In 2021, Vesela was also named an official honorary citizen of Sofia in the honour books of the Sofia Municipal Council.

===Present===

Today, Vesela is still working as the head coach of the Bulgarian national ensemble with assistant coaches Mihaela Maevska and Yasena Stoyneva. The former was part of the Bulgarian ensemble winning gold in the Rhythmic Gymnastics World Championship 2014 and bronze medal in the all-around 2016 Summer Olympics.

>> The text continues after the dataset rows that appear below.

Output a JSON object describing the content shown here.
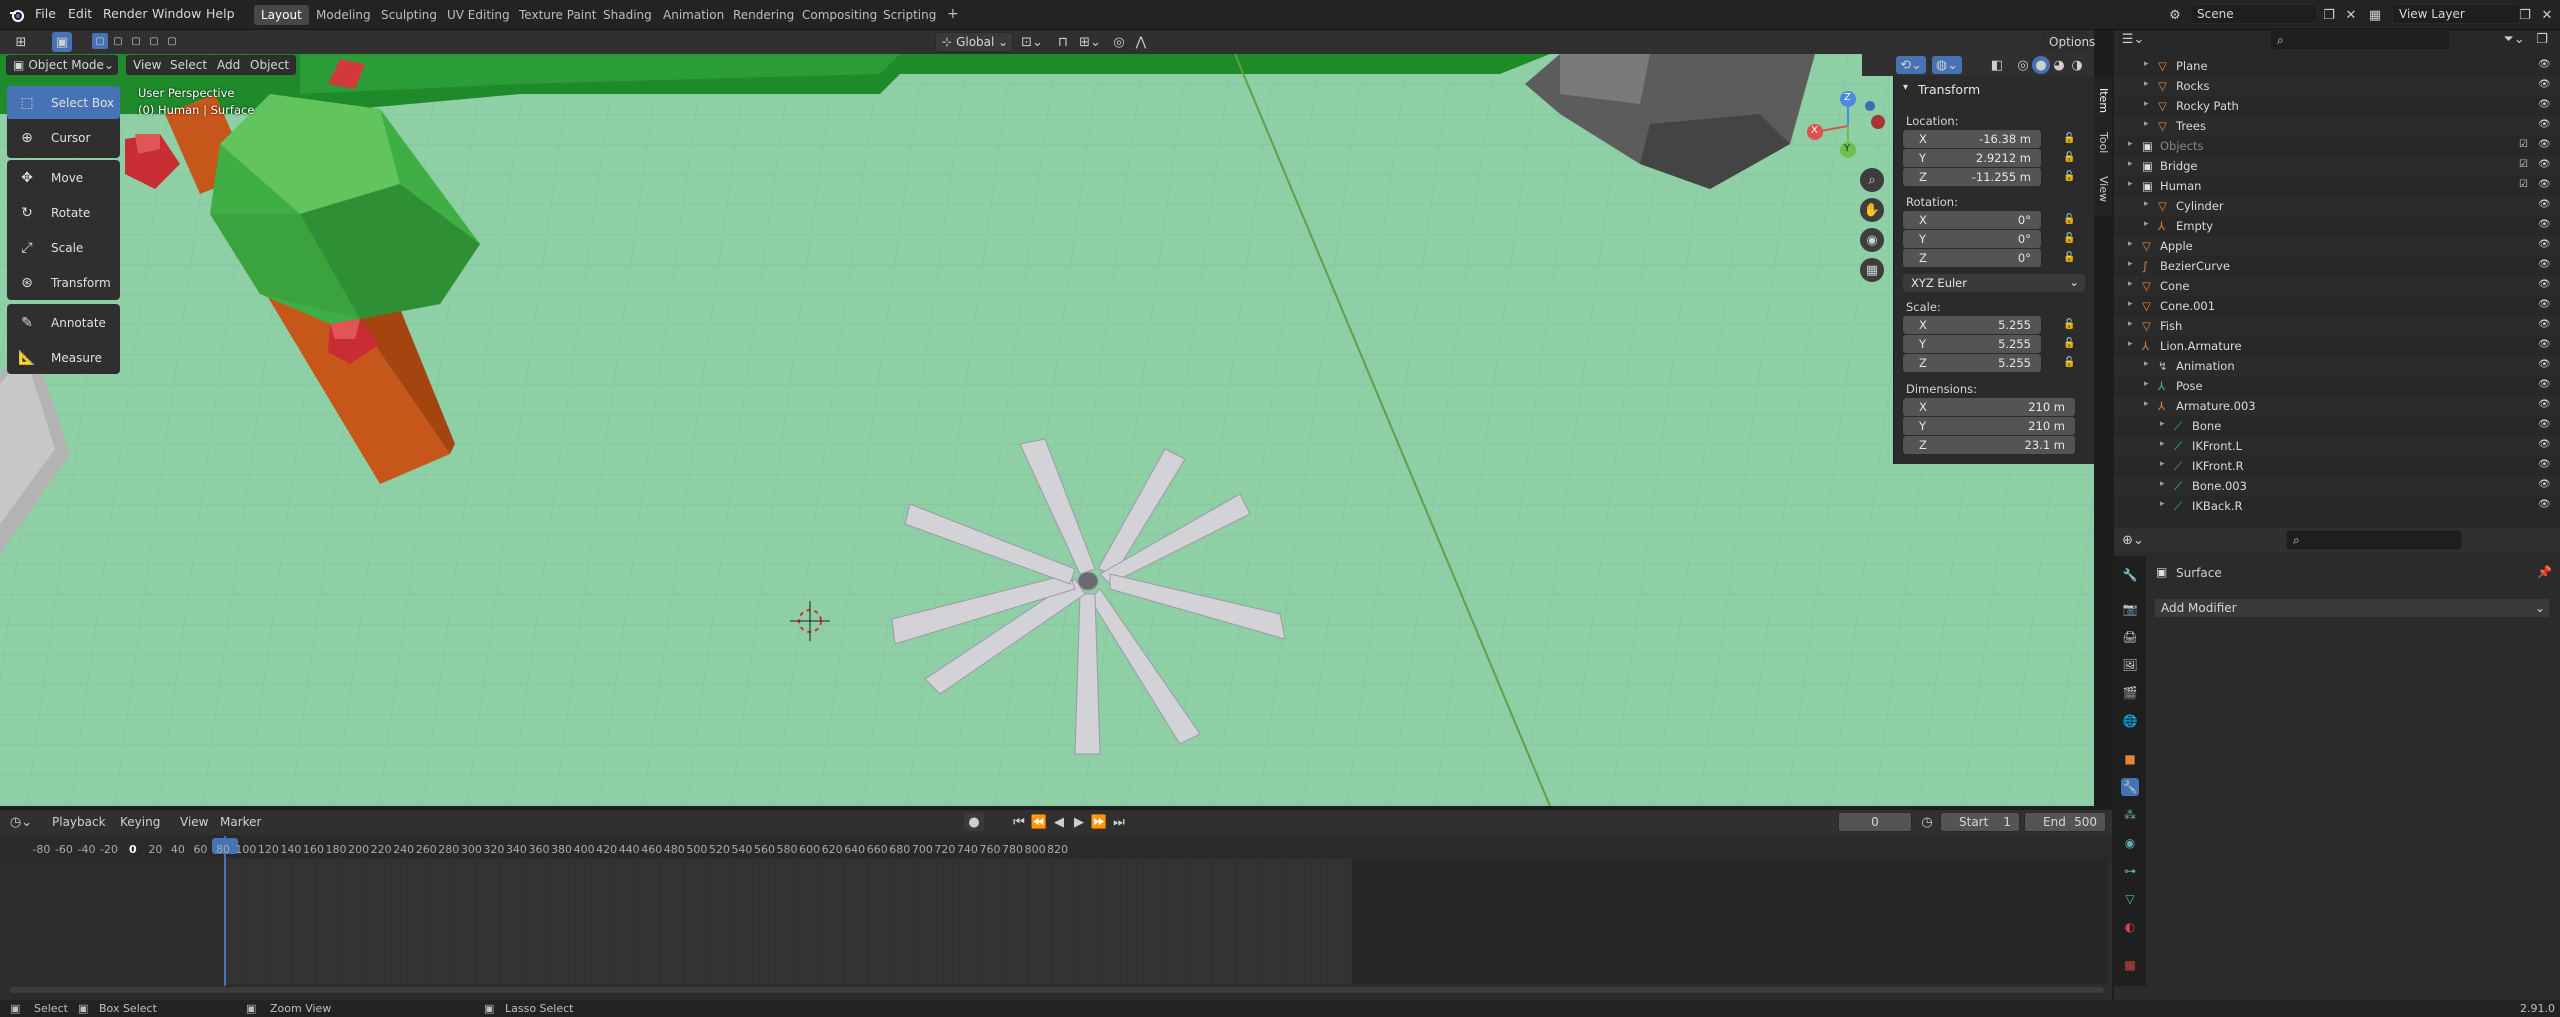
{
  "topbar": {
    "menus": [
      "File",
      "Edit",
      "Render",
      "Window",
      "Help"
    ],
    "workspaces": [
      "Layout",
      "Modeling",
      "Sculpting",
      "UV Editing",
      "Texture Paint",
      "Shading",
      "Animation",
      "Rendering",
      "Compositing",
      "Scripting"
    ],
    "active_workspace": "Layout",
    "add_tab": "+",
    "transform_orientation": "Global",
    "options_label": "Options",
    "scene_name": "Scene",
    "view_layer_name": "View Layer"
  },
  "viewport_header": {
    "mode": "Object Mode",
    "menus": [
      "View",
      "Select",
      "Add",
      "Object"
    ]
  },
  "viewport": {
    "perspective_label": "User Perspective",
    "object_label": "(0) Human | Surface",
    "gizmo_axes": [
      "X",
      "Y",
      "Z"
    ]
  },
  "toolbar": {
    "tools": [
      {
        "label": "Select Box",
        "icon": "select-box-icon",
        "active": true
      },
      {
        "label": "Cursor",
        "icon": "cursor-icon",
        "active": false
      },
      {
        "label": "Move",
        "icon": "move-icon",
        "active": false
      },
      {
        "label": "Rotate",
        "icon": "rotate-icon",
        "active": false
      },
      {
        "label": "Scale",
        "icon": "scale-icon",
        "active": false
      },
      {
        "label": "Transform",
        "icon": "transform-icon",
        "active": false
      },
      {
        "label": "Annotate",
        "icon": "annotate-icon",
        "active": false
      },
      {
        "label": "Measure",
        "icon": "measure-icon",
        "active": false
      }
    ]
  },
  "npanel": {
    "title": "Transform",
    "side_tabs": [
      "Item",
      "Tool",
      "View"
    ],
    "location_label": "Location:",
    "location": [
      {
        "axis": "X",
        "value": "-16.38 m"
      },
      {
        "axis": "Y",
        "value": "2.9212 m"
      },
      {
        "axis": "Z",
        "value": "-11.255 m"
      }
    ],
    "rotation_label": "Rotation:",
    "rotation": [
      {
        "axis": "X",
        "value": "0°"
      },
      {
        "axis": "Y",
        "value": "0°"
      },
      {
        "axis": "Z",
        "value": "0°"
      }
    ],
    "rotation_mode": "XYZ Euler",
    "scale_label": "Scale:",
    "scale": [
      {
        "axis": "X",
        "value": "5.255"
      },
      {
        "axis": "Y",
        "value": "5.255"
      },
      {
        "axis": "Z",
        "value": "5.255"
      }
    ],
    "dimensions_label": "Dimensions:",
    "dimensions": [
      {
        "axis": "X",
        "value": "210 m"
      },
      {
        "axis": "Y",
        "value": "210 m"
      },
      {
        "axis": "Z",
        "value": "23.1 m"
      }
    ]
  },
  "timeline": {
    "menus": [
      "Playback",
      "Keying",
      "View",
      "Marker"
    ],
    "current_frame": "0",
    "start_label": "Start",
    "start": "1",
    "end_label": "End",
    "end": "500",
    "ticks": [
      "-80",
      "-60",
      "-40",
      "-20",
      "0",
      "20",
      "40",
      "60",
      "80",
      "100",
      "120",
      "140",
      "160",
      "180",
      "200",
      "220",
      "240",
      "260",
      "280",
      "300",
      "320",
      "340",
      "360",
      "380",
      "400",
      "420",
      "440",
      "460",
      "480",
      "500",
      "520",
      "540",
      "560",
      "580",
      "600",
      "620",
      "640",
      "660",
      "680",
      "700",
      "720",
      "740",
      "760",
      "780",
      "800",
      "820"
    ]
  },
  "outliner": {
    "items": [
      {
        "name": "Plane",
        "indent": 2,
        "type": "mesh",
        "has_check": false
      },
      {
        "name": "Rocks",
        "indent": 2,
        "type": "mesh",
        "has_check": false
      },
      {
        "name": "Rocky Path",
        "indent": 2,
        "type": "mesh",
        "has_check": false
      },
      {
        "name": "Trees",
        "indent": 2,
        "type": "mesh",
        "has_check": false
      },
      {
        "name": "Objects",
        "indent": 1,
        "type": "collection",
        "has_check": true,
        "dim": true
      },
      {
        "name": "Bridge",
        "indent": 1,
        "type": "collection",
        "has_check": true
      },
      {
        "name": "Human",
        "indent": 1,
        "type": "collection",
        "has_check": true
      },
      {
        "name": "Cylinder",
        "indent": 2,
        "type": "mesh",
        "has_check": false
      },
      {
        "name": "Empty",
        "indent": 2,
        "type": "empty",
        "has_check": false
      },
      {
        "name": "Apple",
        "indent": 1,
        "type": "mesh",
        "has_check": false
      },
      {
        "name": "BezierCurve",
        "indent": 1,
        "type": "curve",
        "has_check": false
      },
      {
        "name": "Cone",
        "indent": 1,
        "type": "mesh",
        "has_check": false
      },
      {
        "name": "Cone.001",
        "indent": 1,
        "type": "mesh",
        "has_check": false
      },
      {
        "name": "Fish",
        "indent": 1,
        "type": "mesh",
        "has_check": false
      },
      {
        "name": "Lion.Armature",
        "indent": 1,
        "type": "armature",
        "has_check": false
      },
      {
        "name": "Animation",
        "indent": 2,
        "type": "anim",
        "has_check": false
      },
      {
        "name": "Pose",
        "indent": 2,
        "type": "pose",
        "has_check": false
      },
      {
        "name": "Armature.003",
        "indent": 2,
        "type": "armature",
        "has_check": false
      },
      {
        "name": "Bone",
        "indent": 3,
        "type": "bone",
        "has_check": false
      },
      {
        "name": "IKFront.L",
        "indent": 3,
        "type": "bone",
        "has_check": false
      },
      {
        "name": "IKFront.R",
        "indent": 3,
        "type": "bone",
        "has_check": false
      },
      {
        "name": "Bone.003",
        "indent": 3,
        "type": "bone",
        "has_check": false
      },
      {
        "name": "IKBack.R",
        "indent": 3,
        "type": "bone",
        "has_check": false
      }
    ]
  },
  "properties": {
    "object_name": "Surface",
    "add_modifier_label": "Add Modifier"
  },
  "statusbar": {
    "select": "Select",
    "box_select": "Box Select",
    "zoom_view": "Zoom View",
    "lasso_select": "Lasso Select",
    "version": "2.91.0"
  },
  "colors": {
    "ground": "#8fcfa6",
    "accent_blue": "#4772b3",
    "mesh_orange": "#e8833a",
    "bone_teal": "#3ec4a8"
  }
}
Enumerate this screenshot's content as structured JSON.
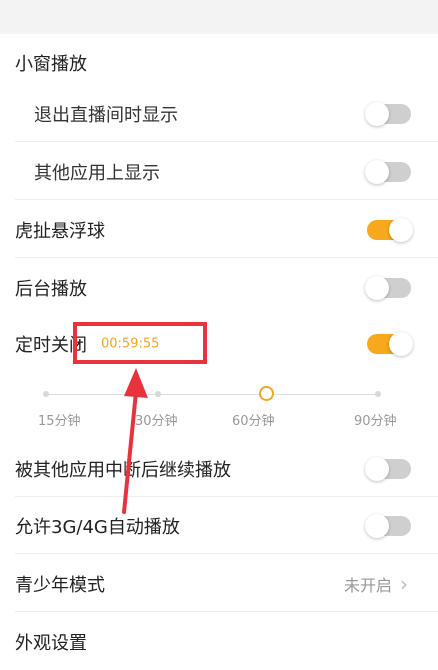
{
  "settings": {
    "mini_window": {
      "title": "小窗播放"
    },
    "exit_live_show": {
      "label": "退出直播间时显示",
      "on": false
    },
    "other_app_show": {
      "label": "其他应用上显示",
      "on": false
    },
    "floating_ball": {
      "label": "虎扯悬浮球",
      "on": true
    },
    "background_play": {
      "label": "后台播放",
      "on": false
    },
    "timer_close": {
      "label": "定时关闭",
      "on": true,
      "countdown": "00:59:55"
    },
    "timer_slider": {
      "options": [
        "15分钟",
        "30分钟",
        "60分钟",
        "90分钟"
      ],
      "selected": "60分钟"
    },
    "continue_after_interrupt": {
      "label": "被其他应用中断后继续播放",
      "on": false
    },
    "autoplay_3g4g": {
      "label": "允许3G/4G自动播放",
      "on": false
    },
    "youth_mode": {
      "label": "青少年模式",
      "value": "未开启"
    },
    "appearance": {
      "label": "外观设置"
    }
  },
  "colors": {
    "accent": "#f7a81c",
    "highlight": "#e8333d"
  }
}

Currently, she coaches her third ensemble since she started working for the Bulgarian team, made up of Sofia Ivanova, Rachel Stoyanov, Viktoria Georgieva, Sofia Pavlova, Suzan Pouladian, Alina Kolomiets, Ivon Boshkilova, and Danaya Atanasova.

==Personal life==

After graduating from the National Sports Academy, Vesela married and had one daughter before starting her coaching career. Her daughter is also a gymnast, living in Switzerland with her father. In her free time, Vesela stated that she lives an ordinary life, spending time with friends in Sofia. Her hobbies include taking long walks, going to the cinema, and visiting escape rooms with her friends.